Mattie Smith came closest to that tag by reputation but he was deployed on the left, leaving Benson the player most advanced Saint in that modern category of false nine.

Benson developed his name at Dundalk as a midfielder capable of arriving in the box with impeccable timing.

Being asked to hold up the ball wouldn’t be deemed his forte and it wasn’t long before Forrester was rotating into that berth.

Forrester’s friendship with Keith Buckley was an intriguing subplot of this first Dublin derby final since 2000.

Just three minutes in and the duo were staring at each other following a barge by Buckley into his pal. Forrester would exact revenge with interest later.

Ross Tierney was first to get a sight at goal, albeit a partial one, when slipped in winger Liam Burt but he poked the loose ball wide of the far post.

It seemed Ian Bermingham would be the unlikeliest player an early chance would fall to and the Saints captain looked startled when James Talbot’s wayward clearance came his way.

Bermingham could see the empty goal but his execution with a first-time volley lacked accuracy and flew wide.

His fellow full-back, Sam Bone, also found himself in unfamiliar territory on 18 minutes, darting free deep onto a pass from Darragh Burns but unable to beat Talbot from an acute angle.

Bone should have at least earned a corner for his endeavours but referee Rob Hennessy didn’t notice the nick his shot took off the goalkeeper’s chest.

St Pat’s were managing to handle 26-goal machine Kelly, restricting him to one opening in the first half, which he rippled into the side-netting after 20 minutes.

Indeed, Forrester almost nodded them ahead when beating Talbot in the air from a corner without keeping his header down but the stopper redeemed himself on 36 minutes.

Once Jamie Lennon brushed Ross Tierney aside 20 yards out, he played a neat one-two with Benson to create space to shoot, yet his low drive was foiled by a superb one-handed save.

Forrester tested Talbot again with a shot that he gathered at the second attempt but Tierney dragged his effort wide at the other end.

Chances continued to flow after the break, with Ali Coote denied by a Desmond block and Talbot keeping out the rebound from Forrester.

From the corner, Kelly nodded over before falling to the ground clutching his calf. His final, and probably last game for Bohs, was over just before the hour mark.

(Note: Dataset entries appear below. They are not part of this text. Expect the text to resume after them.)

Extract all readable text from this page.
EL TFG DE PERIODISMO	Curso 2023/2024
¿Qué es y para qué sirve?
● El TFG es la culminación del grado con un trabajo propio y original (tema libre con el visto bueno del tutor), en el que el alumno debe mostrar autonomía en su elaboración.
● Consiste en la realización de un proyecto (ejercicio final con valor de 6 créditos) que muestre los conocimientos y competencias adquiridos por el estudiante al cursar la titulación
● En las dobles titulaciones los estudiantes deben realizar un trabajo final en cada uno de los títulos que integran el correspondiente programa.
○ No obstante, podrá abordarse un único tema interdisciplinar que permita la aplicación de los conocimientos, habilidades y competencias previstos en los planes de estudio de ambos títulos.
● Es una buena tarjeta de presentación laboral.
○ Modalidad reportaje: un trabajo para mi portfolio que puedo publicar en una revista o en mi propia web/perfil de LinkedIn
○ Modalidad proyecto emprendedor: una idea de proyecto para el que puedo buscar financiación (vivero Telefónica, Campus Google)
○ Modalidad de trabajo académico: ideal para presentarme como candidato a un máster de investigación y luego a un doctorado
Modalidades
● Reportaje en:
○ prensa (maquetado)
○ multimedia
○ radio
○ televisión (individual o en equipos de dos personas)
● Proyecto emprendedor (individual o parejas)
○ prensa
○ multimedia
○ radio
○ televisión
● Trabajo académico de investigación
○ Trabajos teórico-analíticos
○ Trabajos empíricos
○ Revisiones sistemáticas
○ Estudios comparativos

There followed a flat period, punctuated by disruptions as fatigue kicked in. Smith’s rocket deflected over while Darragh Burns, who had lived up to his name with explosive runs in the first half, was foiled by a late block.

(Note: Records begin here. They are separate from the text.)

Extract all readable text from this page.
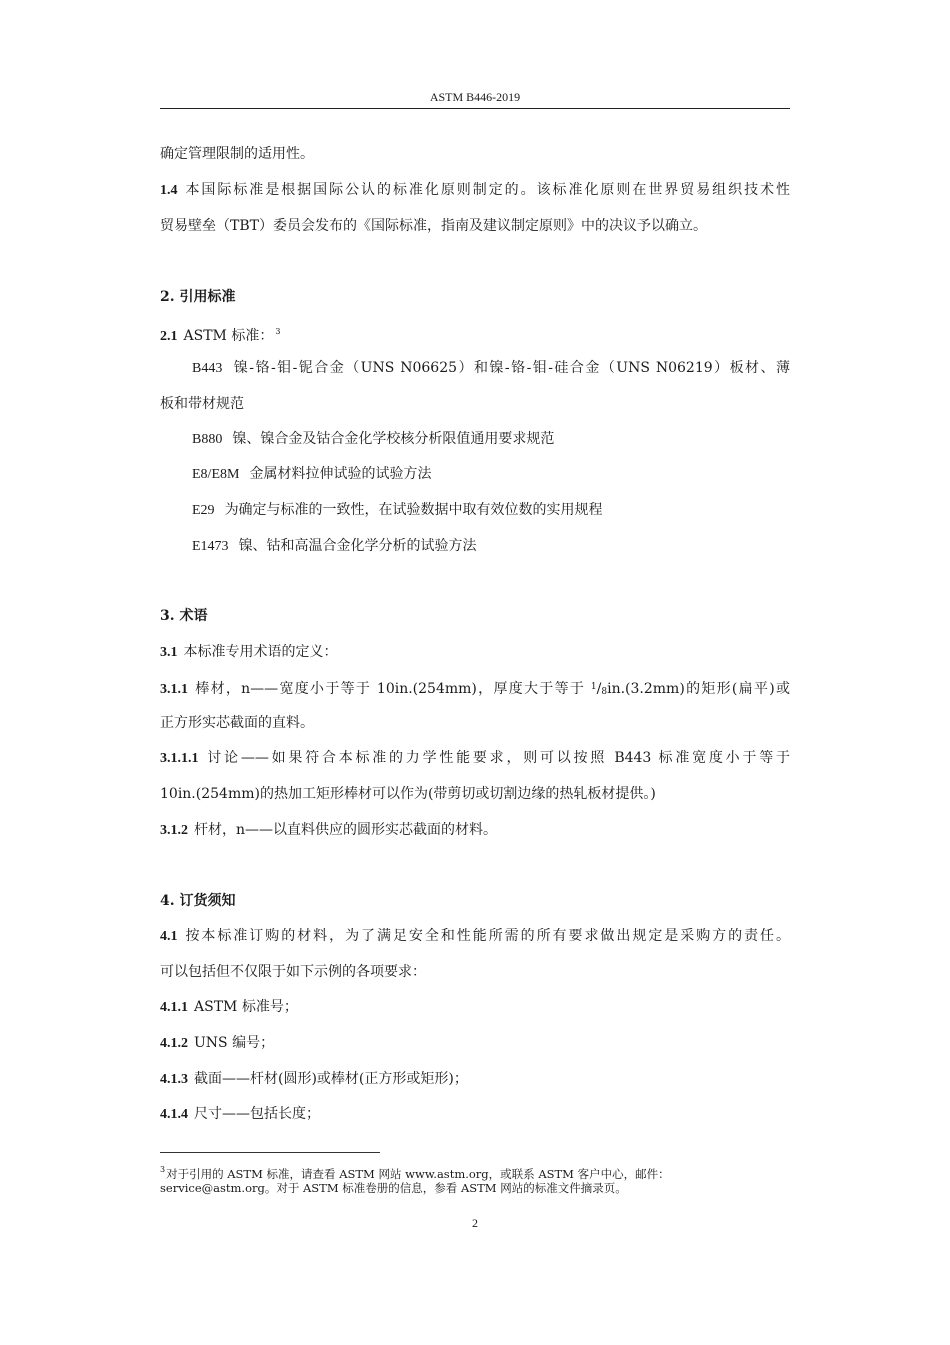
ASTM B446-2019
确定管理限制的适用性。
1.4 本国际标准是根据国际公认的标准化原则制定的。该标准化原则在世界贸易组织技术性
贸易壁垒（TBT）委员会发布的《国际标准，指南及建议制定原则》中的决议予以确立。
2. 引用标准
2.1 ASTM 标准： $^3$
B443 镍-铬-钼-铌合金（UNS N06625）和镍-铬-钼-硅合金（UNS N06219）板材、薄
板和带材规范
B880 镍、镍合金及钴合金化学校核分析限值通用要求规范
E8/E8M 金属材料拉伸试验的试验方法
E29 为确定与标准的一致性，在试验数据中取有效位数的实用规程
E1473 镍、钴和高温合金化学分析的试验方法
3. 术语
3.1 本标准专用术语的定义：
3.1.1 棒材，n——宽度小于等于 10in.(254mm)，厚度大于等于 $^1$/8in.(3.2mm)的矩形(扁平)或
正方形实芯截面的直料。
3.1.1.1 讨论——如果符合本标准的力学性能要求，则可以按照 B443 标准宽度小于等于
10in.(254mm)的热加工矩形棒材可以作为(带剪切或切割边缘的热轧板材提供。)
3.1.2 杆材，n——以直料供应的圆形实芯截面的材料。
4. 订货须知
4.1 按本标准订购的材料，为了满足安全和性能所需的所有要求做出规定是采购方的责任。
可以包括但不仅限于如下示例的各项要求：
4.1.1 ASTM 标准号；
4.1.2 UNS 编号；
4.1.3 截面——杆材(圆形)或棒材(正方形或矩形)；
4.1.4 尺寸——包括长度；
$^3$对于引用的 ASTM 标准，请查看 ASTM 网站 www.astm.org，或联系 ASTM 客户中心，邮件：
service@astm.org。对于 ASTM 标准卷册的信息，参看 ASTM 网站的标准文件摘录页。
2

Promise Omochere, Kelly’s replacement, was inches from connecting with a cross by fellow substitute Stephen Mallon with four minutes left but extra-time was inevitable.

Tierney’s decision to labour on the ball rather than shoot cost him when Desmond had time to clear the danger but Ronan Coughlan was denied from a clearer opening, his exchange of passes with fellow sub Billy King setting up a chance that Talbot scampered off his line to smother.

It needed a spark to break the flatness and Forrester provided it. When Buckley got too close, he nipped the ball past him on the halfway line, dinking inside Omochere on his way to smashing his shot under Talbot’s reach.

That provided the catalyst for Saints to react. Within a minute of the restart, Keith Ward’s teasing corner-kick was attacked by Feely whose header flew beyond Vitezslav Jaros high into the net.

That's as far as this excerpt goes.